The association says that disruptive behaviour has been increasing for some years, and adds: “There has been evidence that some schools may try to conceal the problem.”

Underfunding is at the core of most of the education and training resolutions which will be debated on Monday, the opening day of the congress. The National Association of Schoolmasters Union of Women Teachers fresh from its own national conference in Glasgow, condemns the “ludicrous disparity” between the Pounds 6,600 given by the Government to each pupil in the assisted places scheme with the money allocated to children in local authority schools. There should be “parity of treatment pending the abolition of the scheme”.

Unison, which has a strong presence among non-teaching staff in schools, adds a strongly worded addition claiming that “the Government is cynically imposing cuts in Scottish education in order to fund tax cuts in advance of the next general election”.

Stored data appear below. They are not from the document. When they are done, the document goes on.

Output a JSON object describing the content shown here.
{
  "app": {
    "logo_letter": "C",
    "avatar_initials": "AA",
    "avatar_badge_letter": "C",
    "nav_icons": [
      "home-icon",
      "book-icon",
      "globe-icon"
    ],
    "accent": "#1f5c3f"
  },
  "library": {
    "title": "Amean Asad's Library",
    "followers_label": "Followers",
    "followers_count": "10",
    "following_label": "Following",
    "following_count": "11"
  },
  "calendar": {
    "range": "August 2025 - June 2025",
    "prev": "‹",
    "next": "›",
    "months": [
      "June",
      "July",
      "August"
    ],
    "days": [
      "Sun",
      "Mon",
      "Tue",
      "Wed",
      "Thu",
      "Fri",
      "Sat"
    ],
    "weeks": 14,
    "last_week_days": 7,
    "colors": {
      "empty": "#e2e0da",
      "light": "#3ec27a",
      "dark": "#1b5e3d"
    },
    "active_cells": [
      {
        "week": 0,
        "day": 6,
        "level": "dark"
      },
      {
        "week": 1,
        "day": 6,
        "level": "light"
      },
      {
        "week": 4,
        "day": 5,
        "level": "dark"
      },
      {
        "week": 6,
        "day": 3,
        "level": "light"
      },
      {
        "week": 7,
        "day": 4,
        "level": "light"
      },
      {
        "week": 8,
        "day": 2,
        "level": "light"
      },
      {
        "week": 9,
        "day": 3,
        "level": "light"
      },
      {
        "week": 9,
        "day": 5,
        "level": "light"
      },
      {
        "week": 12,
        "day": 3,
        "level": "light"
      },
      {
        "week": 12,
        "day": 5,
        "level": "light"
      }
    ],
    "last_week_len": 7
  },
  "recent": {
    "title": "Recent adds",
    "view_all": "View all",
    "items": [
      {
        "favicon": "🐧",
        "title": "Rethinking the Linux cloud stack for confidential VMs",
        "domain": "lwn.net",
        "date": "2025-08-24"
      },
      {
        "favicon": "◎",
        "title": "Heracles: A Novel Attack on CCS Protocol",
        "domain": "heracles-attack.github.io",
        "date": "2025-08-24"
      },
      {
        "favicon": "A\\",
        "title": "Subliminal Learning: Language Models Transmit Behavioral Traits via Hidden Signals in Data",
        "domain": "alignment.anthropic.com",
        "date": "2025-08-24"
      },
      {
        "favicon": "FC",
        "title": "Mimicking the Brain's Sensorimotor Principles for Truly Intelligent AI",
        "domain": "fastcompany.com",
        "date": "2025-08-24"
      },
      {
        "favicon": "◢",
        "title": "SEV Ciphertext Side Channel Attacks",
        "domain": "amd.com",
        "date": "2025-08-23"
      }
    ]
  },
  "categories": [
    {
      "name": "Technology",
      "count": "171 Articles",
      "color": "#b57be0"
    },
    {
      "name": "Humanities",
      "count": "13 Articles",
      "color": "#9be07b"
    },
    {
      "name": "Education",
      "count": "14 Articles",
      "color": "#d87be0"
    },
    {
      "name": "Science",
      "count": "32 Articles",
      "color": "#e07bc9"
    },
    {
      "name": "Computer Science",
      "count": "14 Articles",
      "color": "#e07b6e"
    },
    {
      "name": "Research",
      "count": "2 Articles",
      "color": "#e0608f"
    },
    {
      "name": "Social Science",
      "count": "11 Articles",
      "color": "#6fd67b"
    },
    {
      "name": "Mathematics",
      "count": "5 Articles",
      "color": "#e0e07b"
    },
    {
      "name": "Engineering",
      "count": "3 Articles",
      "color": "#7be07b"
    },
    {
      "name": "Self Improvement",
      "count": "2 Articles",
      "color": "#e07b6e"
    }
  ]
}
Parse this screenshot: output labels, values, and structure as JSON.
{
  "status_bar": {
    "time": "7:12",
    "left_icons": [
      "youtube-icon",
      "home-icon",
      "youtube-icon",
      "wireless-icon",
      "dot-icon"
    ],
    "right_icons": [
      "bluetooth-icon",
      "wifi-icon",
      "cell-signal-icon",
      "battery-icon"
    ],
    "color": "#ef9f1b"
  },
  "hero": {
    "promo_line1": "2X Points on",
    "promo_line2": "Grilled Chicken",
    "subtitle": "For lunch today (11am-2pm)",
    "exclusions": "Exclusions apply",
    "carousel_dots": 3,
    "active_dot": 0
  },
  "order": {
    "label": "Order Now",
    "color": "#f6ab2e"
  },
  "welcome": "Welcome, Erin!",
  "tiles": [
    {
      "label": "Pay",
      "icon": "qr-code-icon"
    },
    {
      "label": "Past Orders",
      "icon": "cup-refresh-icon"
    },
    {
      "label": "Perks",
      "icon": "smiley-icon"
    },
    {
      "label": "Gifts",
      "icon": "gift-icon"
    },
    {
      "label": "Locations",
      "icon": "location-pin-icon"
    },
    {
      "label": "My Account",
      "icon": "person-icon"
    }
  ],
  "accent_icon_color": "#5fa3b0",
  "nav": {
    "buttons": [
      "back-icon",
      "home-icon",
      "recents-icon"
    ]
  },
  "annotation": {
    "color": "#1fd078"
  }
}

The funding of post-school education and of students in particular draws stern criticism, most notably from Irvine trades union council which talks about a “concerted onslaught on students from working class backgrounds”. The Scottish Further and Higher Education Association urges the Government “to at the least stabilise and preferably increase the quantum of resources available to FE in line with the expansion in student numbers.” Funding should be for three years to allow development planning, the SFHEA adds.

Both the Association of University Teachers and the Educational Institute of Scotland are looking for reform in the funding mechanisms for higher education. The AUT says that the the Scottish Higher Education Funding Council, the “largest spending quango”, should become more representative and democratically accountable.

The Electrical and Plumbing Industries Union wants to “promote trade unionism among school-leavers and inform them of the benefits membership can provide for their protection and guidance”.